As for Ubuntu's Workspaces, "try 'Compiz Desktop Effects' in other distros," she said. "Select 'Desktop Grid,' then change 'Layout Mode' from 'pager' to 'automatic' to get the tiled windows effect, complete with the ability to drag open windows between tiles, when you hit Ctrl+F8."

The "Dash," meanwhile, is "not very dashing," she opined. "It comes across as change for the sake of change."

In short, "what were they thinking?" Hudson mused. "Instead of trying to mimic Apple's 'Think Different' slogan from 1997, perhaps Canonical should go back 90 years to IBM's 'Think!' and work their way up?"

'I've Been Much More Satisfied'

Hyperlogos blogger Martin Espinoza had a different tale to tell.

"I've been using Natty since the alpha now, and I've been much more satisfied with this than with former Ubuntu releases," Espinoza told Linux Girl. "While it does represent more changes than we've seen at once in Ubuntu in some time, more has remained constant than has changed."

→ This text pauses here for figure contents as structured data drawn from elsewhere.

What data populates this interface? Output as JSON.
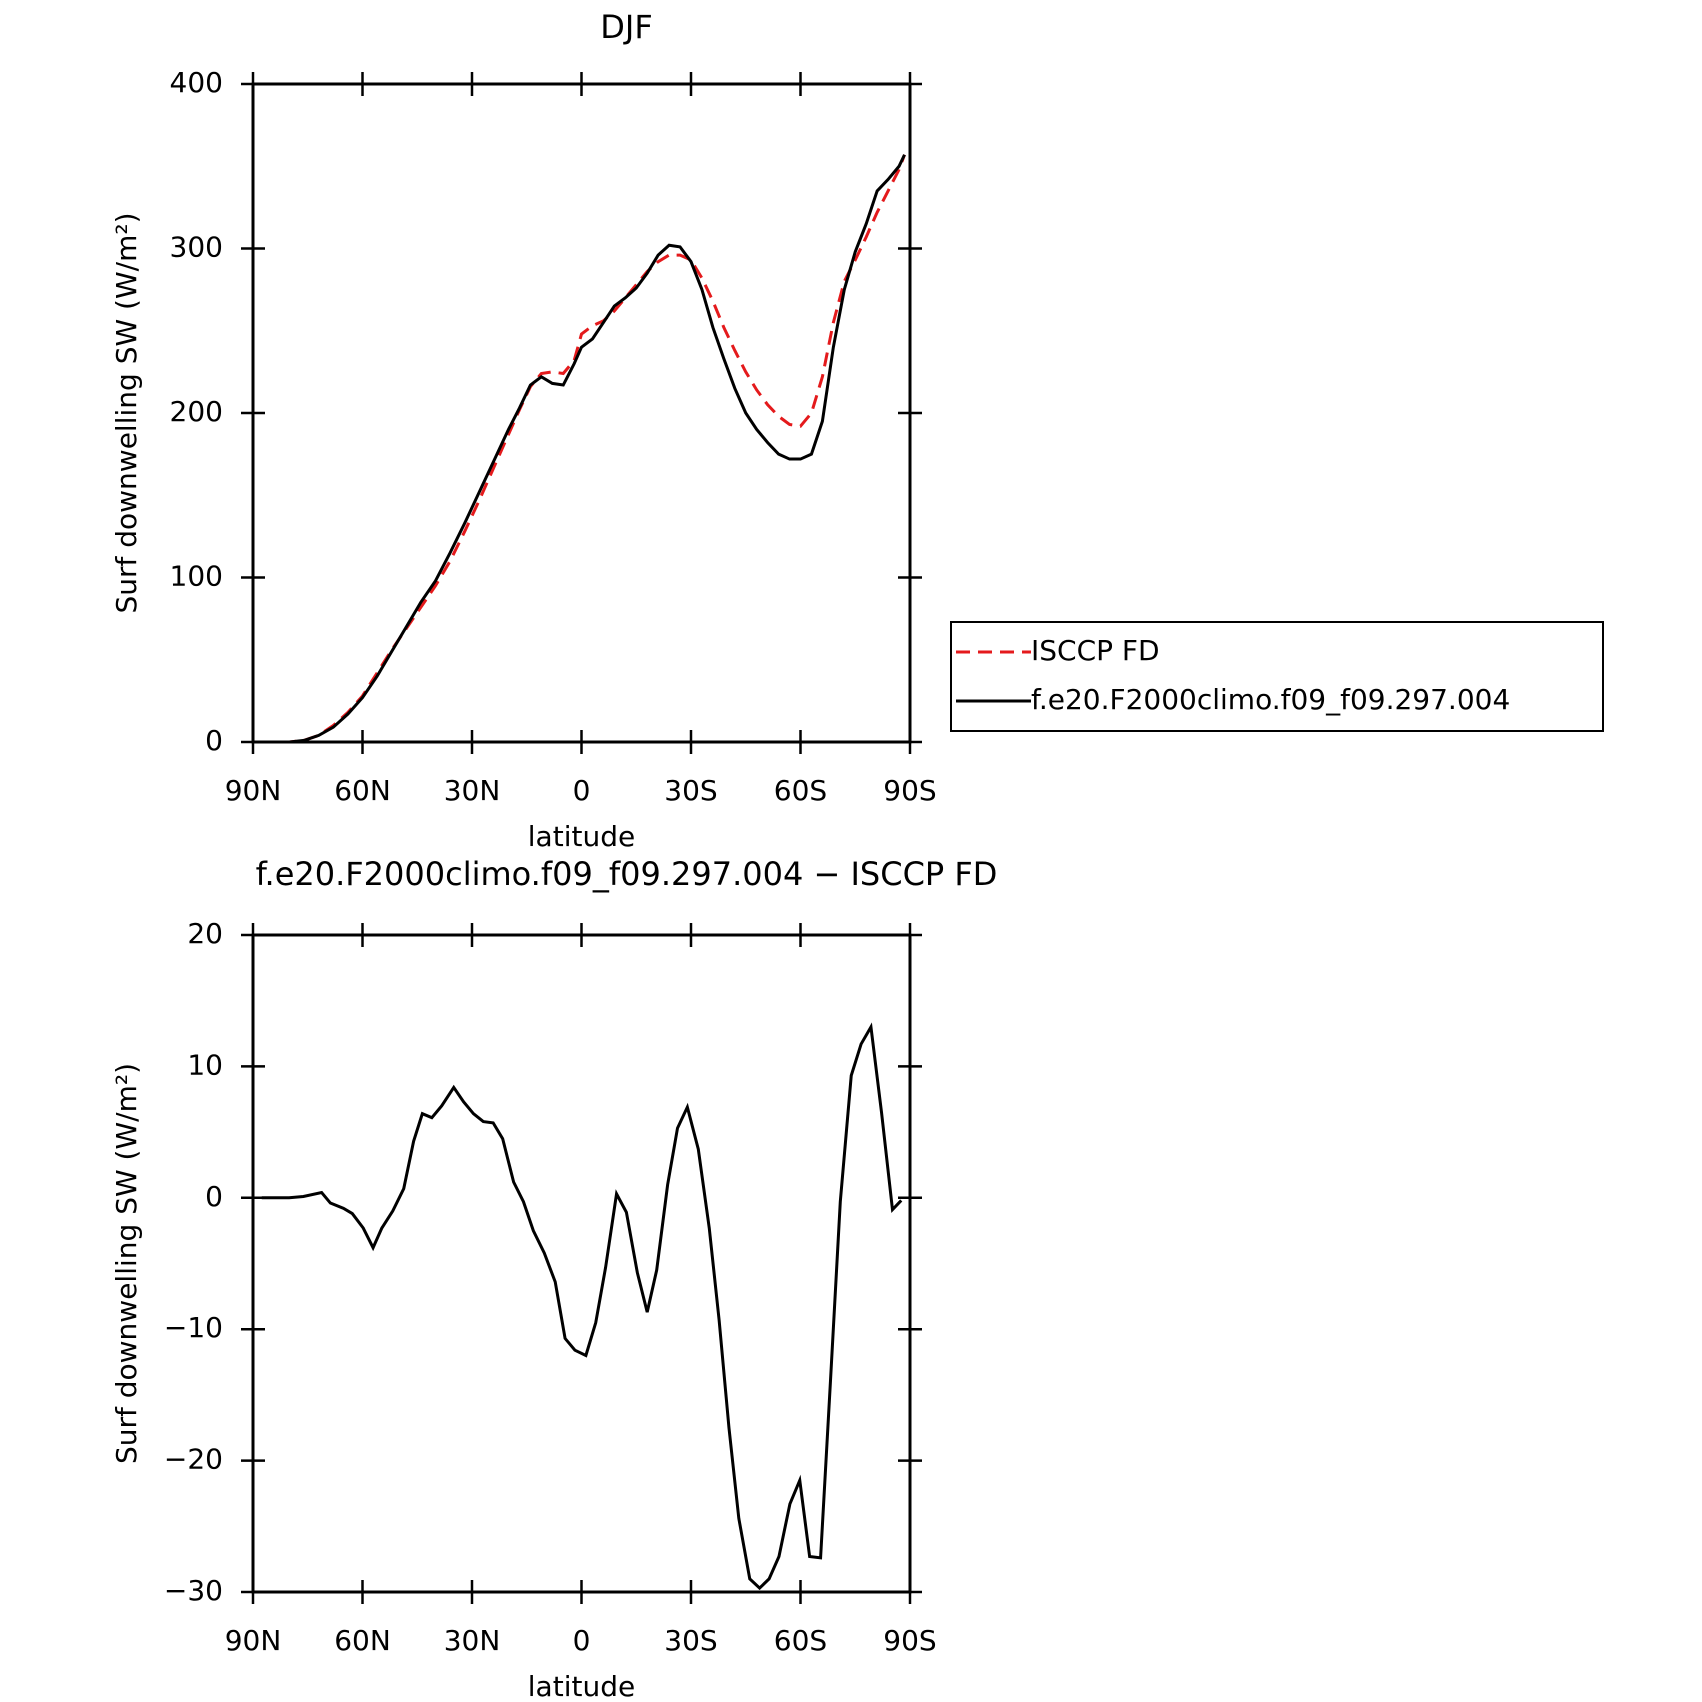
{
  "chart_data": [
    {
      "type": "line",
      "title": "DJF",
      "xlabel": "latitude",
      "ylabel": "Surf downwelling SW (W/m²)",
      "x": [
        88,
        84,
        80,
        76,
        72,
        68,
        64,
        60,
        56,
        52,
        48,
        44,
        40,
        36,
        32,
        28,
        24,
        20,
        17,
        14,
        11,
        8,
        5,
        2,
        0,
        -3,
        -6,
        -9,
        -12,
        -15,
        -18,
        -21,
        -24,
        -27,
        -30,
        -33,
        -36,
        -39,
        -42,
        -45,
        -48,
        -51,
        -54,
        -57,
        -60,
        -63,
        -66,
        -69,
        -72,
        -75,
        -78,
        -81,
        -84,
        -87,
        -88.5
      ],
      "series": [
        {
          "name": "ISCCP FD",
          "color": "#e41a1c",
          "dashed": true,
          "values": [
            0,
            0,
            0,
            1,
            4,
            10,
            18,
            28,
            42,
            56,
            69,
            82,
            95,
            110,
            128,
            147,
            167,
            187,
            202,
            216,
            224,
            225,
            224,
            232,
            248,
            253,
            256,
            262,
            270,
            278,
            286,
            292,
            296,
            296,
            293,
            282,
            268,
            252,
            238,
            225,
            214,
            205,
            198,
            193,
            192,
            200,
            222,
            255,
            280,
            293,
            307,
            322,
            335,
            348,
            357
          ]
        },
        {
          "name": "f.e20.F2000climo.f09_f09.297.004",
          "color": "#000000",
          "dashed": false,
          "values": [
            0,
            0,
            0,
            1,
            4,
            9,
            17,
            27,
            40,
            55,
            70,
            85,
            98,
            115,
            133,
            152,
            171,
            190,
            203,
            217,
            222,
            218,
            217,
            230,
            240,
            245,
            255,
            265,
            270,
            276,
            285,
            296,
            302,
            301,
            292,
            275,
            252,
            233,
            215,
            200,
            190,
            182,
            175,
            172,
            172,
            175,
            195,
            240,
            275,
            298,
            315,
            335,
            342,
            350,
            357
          ]
        }
      ],
      "xlim": [
        90,
        -90
      ],
      "xticks": [
        {
          "value": 90,
          "label": "90N"
        },
        {
          "value": 60,
          "label": "60N"
        },
        {
          "value": 30,
          "label": "30N"
        },
        0,
        {
          "value": -30,
          "label": "30S"
        },
        {
          "value": -60,
          "label": "60S"
        },
        {
          "value": -90,
          "label": "90S"
        }
      ],
      "ylim": [
        0,
        400
      ],
      "yticks": [
        0,
        100,
        200,
        300,
        400
      ],
      "legend": "right"
    },
    {
      "type": "line",
      "title": "f.e20.F2000climo.f09_f09.297.004 − ISCCP FD",
      "xlabel": "latitude",
      "ylabel": "Surf downwelling SW (W/m²)",
      "x": [
        87.6,
        80.1,
        76.2,
        71.2,
        68.8,
        65.2,
        62.8,
        59.8,
        57.1,
        54.7,
        51.7,
        48.7,
        46,
        43.6,
        41,
        38.3,
        35,
        32.3,
        29.6,
        26.9,
        24.2,
        21.6,
        18.6,
        15.9,
        13.2,
        10.2,
        7.2,
        4.5,
        1.8,
        -1.2,
        -3.9,
        -6.6,
        -9.6,
        -12.3,
        -15.3,
        -18,
        -20.6,
        -23.6,
        -26.3,
        -29,
        -32,
        -35,
        -37.7,
        -40.4,
        -43.1,
        -46.1,
        -48.8,
        -51.4,
        -54.1,
        -57.1,
        -59.8,
        -62.5,
        -65.5,
        -68.2,
        -70.9,
        -73.9,
        -76.6,
        -79.3,
        -82.2,
        -85.2,
        -87.6
      ],
      "values": [
        0,
        0,
        0.1,
        0.4,
        -0.4,
        -0.8,
        -1.2,
        -2.3,
        -3.8,
        -2.3,
        -1,
        0.7,
        4.3,
        6.4,
        6.1,
        7,
        8.4,
        7.3,
        6.4,
        5.8,
        5.7,
        4.5,
        1.2,
        -0.3,
        -2.5,
        -4.2,
        -6.4,
        -10.7,
        -11.6,
        -12,
        -9.5,
        -5.3,
        0.3,
        -1.1,
        -5.7,
        -8.7,
        -5.5,
        1,
        5.3,
        6.9,
        3.7,
        -2.3,
        -9.3,
        -17.5,
        -24.4,
        -29,
        -29.7,
        -29,
        -27.3,
        -23.3,
        -21.5,
        -27.3,
        -27.4,
        -14,
        -0.3,
        9.3,
        11.7,
        13,
        6.5,
        -0.9,
        -0.2
      ],
      "color": "#000000",
      "xlim": [
        90,
        -90
      ],
      "xticks": [
        {
          "value": 90,
          "label": "90N"
        },
        {
          "value": 60,
          "label": "60N"
        },
        {
          "value": 30,
          "label": "30N"
        },
        0,
        {
          "value": -30,
          "label": "30S"
        },
        {
          "value": -60,
          "label": "60S"
        },
        {
          "value": -90,
          "label": "90S"
        }
      ],
      "ylim": [
        -30,
        20
      ],
      "yticks": [
        {
          "value": -30,
          "label": "−30"
        },
        {
          "value": -20,
          "label": "−20"
        },
        {
          "value": -10,
          "label": "−10"
        },
        0,
        10,
        20
      ]
    }
  ]
}
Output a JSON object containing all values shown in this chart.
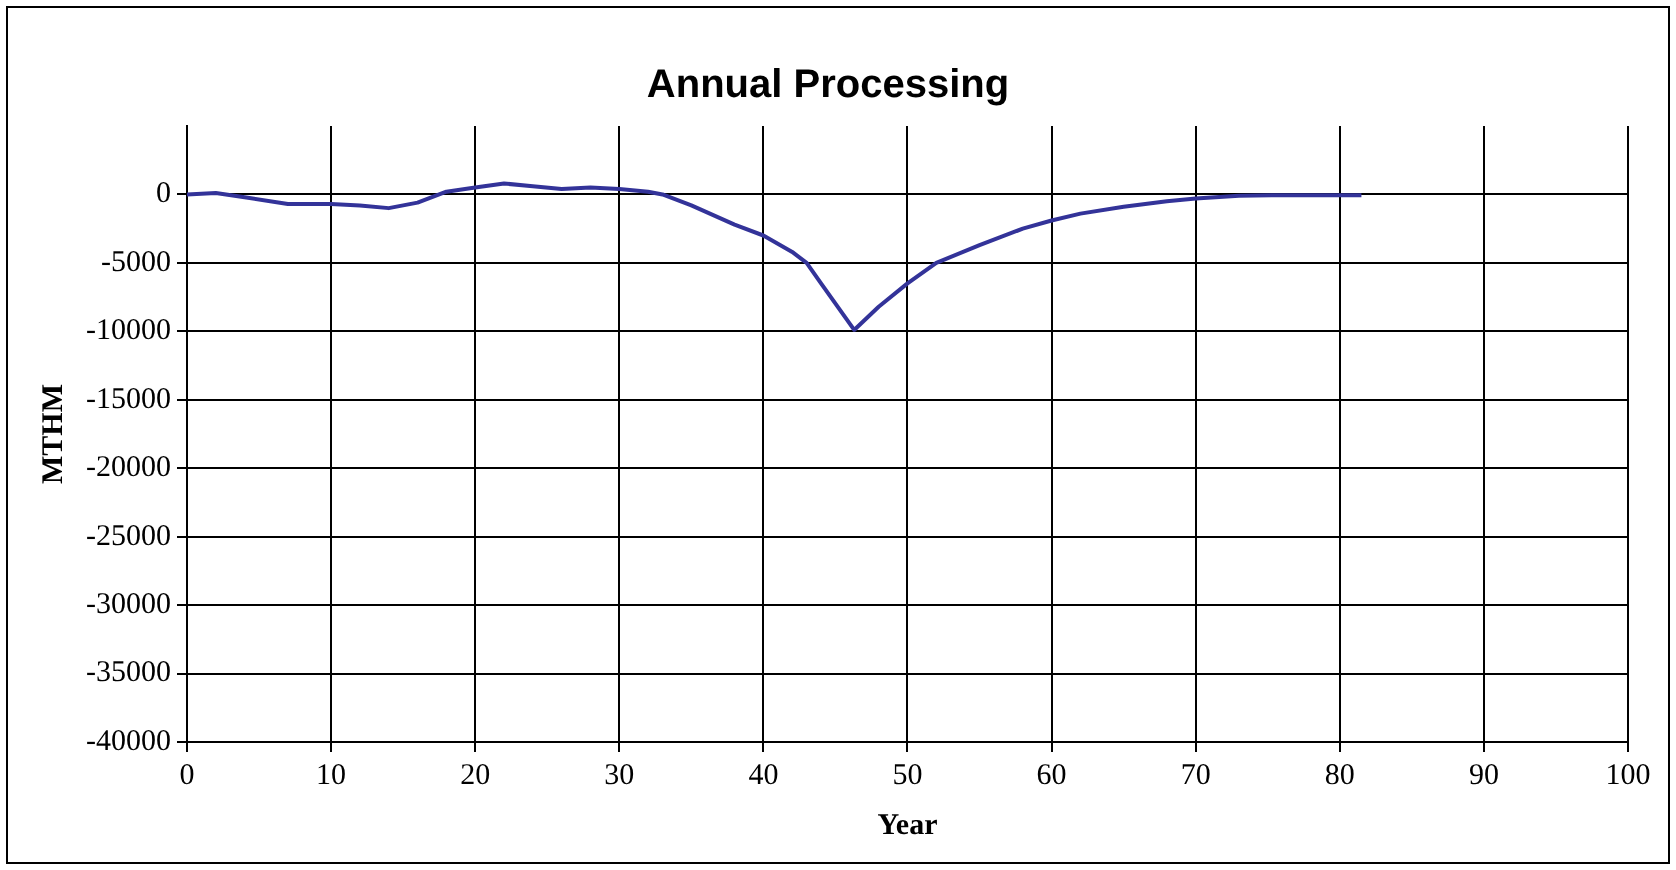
{
  "chart_data": {
    "type": "line",
    "title": "Annual Processing",
    "xlabel": "Year",
    "ylabel": "MTHM",
    "x": [
      0,
      2,
      4,
      7,
      10,
      12,
      14,
      16,
      18,
      20,
      22,
      24,
      26,
      28,
      30,
      32,
      33,
      35,
      38,
      40,
      42,
      43,
      44,
      46.3,
      48,
      50,
      52,
      55,
      58,
      60,
      62,
      65,
      68,
      70,
      73,
      76,
      81.5
    ],
    "series": [
      {
        "color": "#333399",
        "values": [
          0,
          100,
          -200,
          -700,
          -700,
          -800,
          -1000,
          -600,
          200,
          500,
          800,
          600,
          400,
          500,
          400,
          200,
          0,
          -800,
          -2200,
          -3000,
          -4200,
          -5000,
          -6500,
          -9900,
          -8200,
          -6500,
          -5000,
          -3700,
          -2500,
          -1900,
          -1400,
          -900,
          -500,
          -300,
          -100,
          -50,
          -50
        ]
      }
    ],
    "xlim": [
      0,
      100
    ],
    "xticks": [
      0,
      10,
      20,
      30,
      40,
      50,
      60,
      70,
      80,
      90,
      100
    ],
    "ylim": [
      -40000,
      5000
    ],
    "yticks": [
      -40000,
      -35000,
      -30000,
      -25000,
      -20000,
      -15000,
      -10000,
      -5000,
      0
    ],
    "grid": true,
    "legend": false,
    "marker": "none",
    "line_style": "solid"
  }
}
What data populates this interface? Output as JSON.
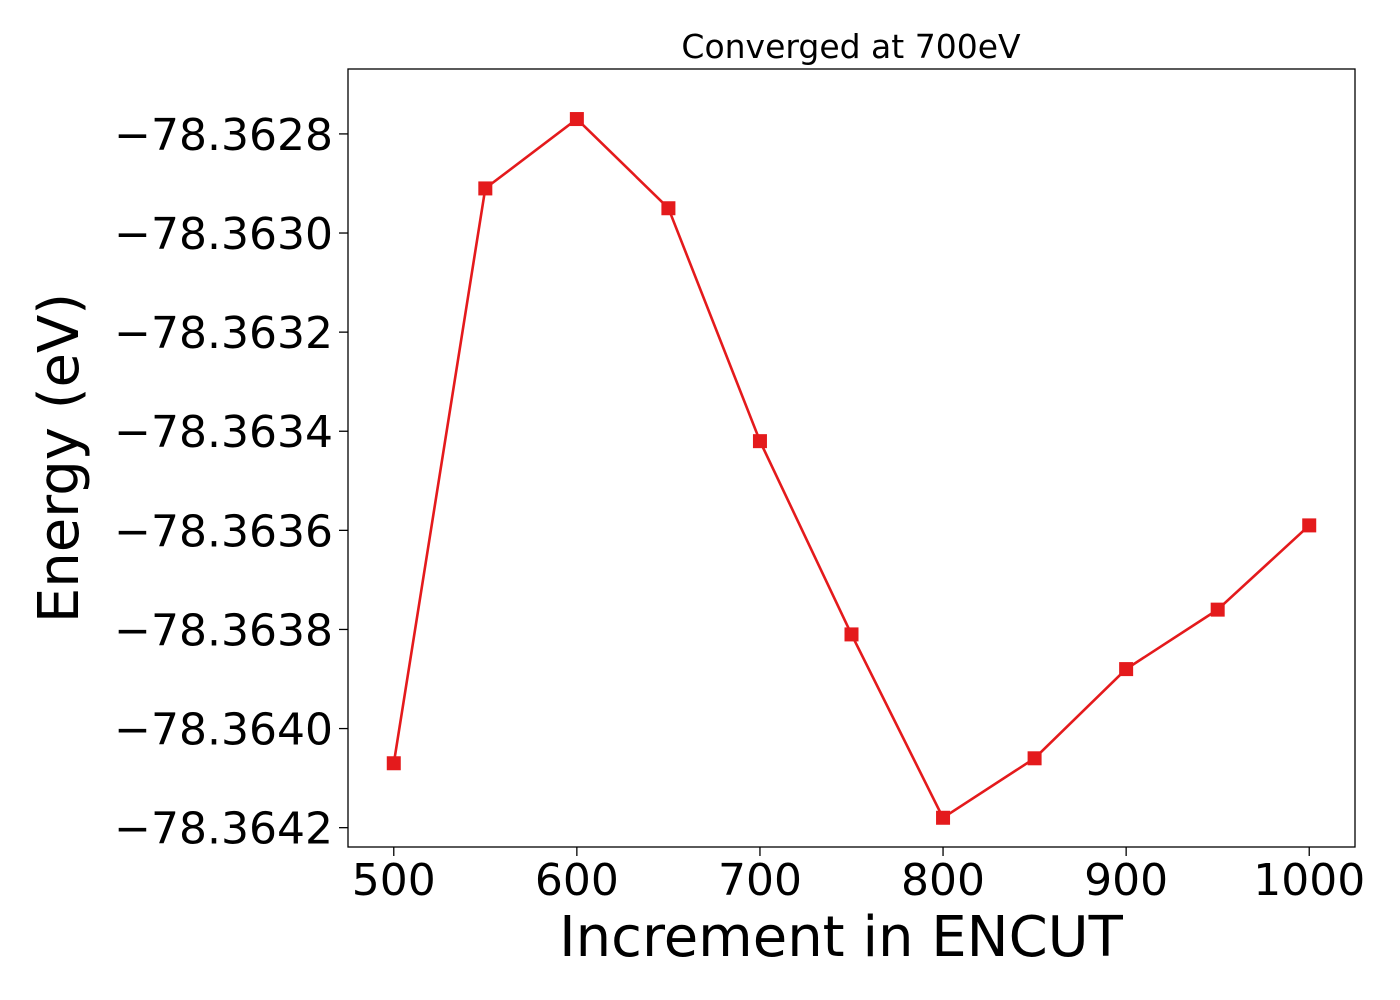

Unity is different, to be sure, "but it is still familiar with its use of a dock and a panel," Espinoza explained. "Compiz continues to do the heavy lifting under the hood; X.Org has not gone away.

"The theme is the same as in the last release, and the window gadgets are still on the left, which actually makes some sense now that the menu bar is being pulled into the panel when applications are maximized -- sometimes, just like OSX," he added. "The user desktop has also become notably more responsive under load, and my boot time is now well under that for Windows XP."

'Smart Enough to Include an Off Switch'

Finally, consultant and Slashdot blogger Gerhard Mack summed it up nicely with his wait-and-see approach.

"I'm curious to see how well their Unity interface works out for them," Mack said. "At least they were smart enough to include an off switch, so if users hate it, then it shouldn't turn them off of Ubuntu."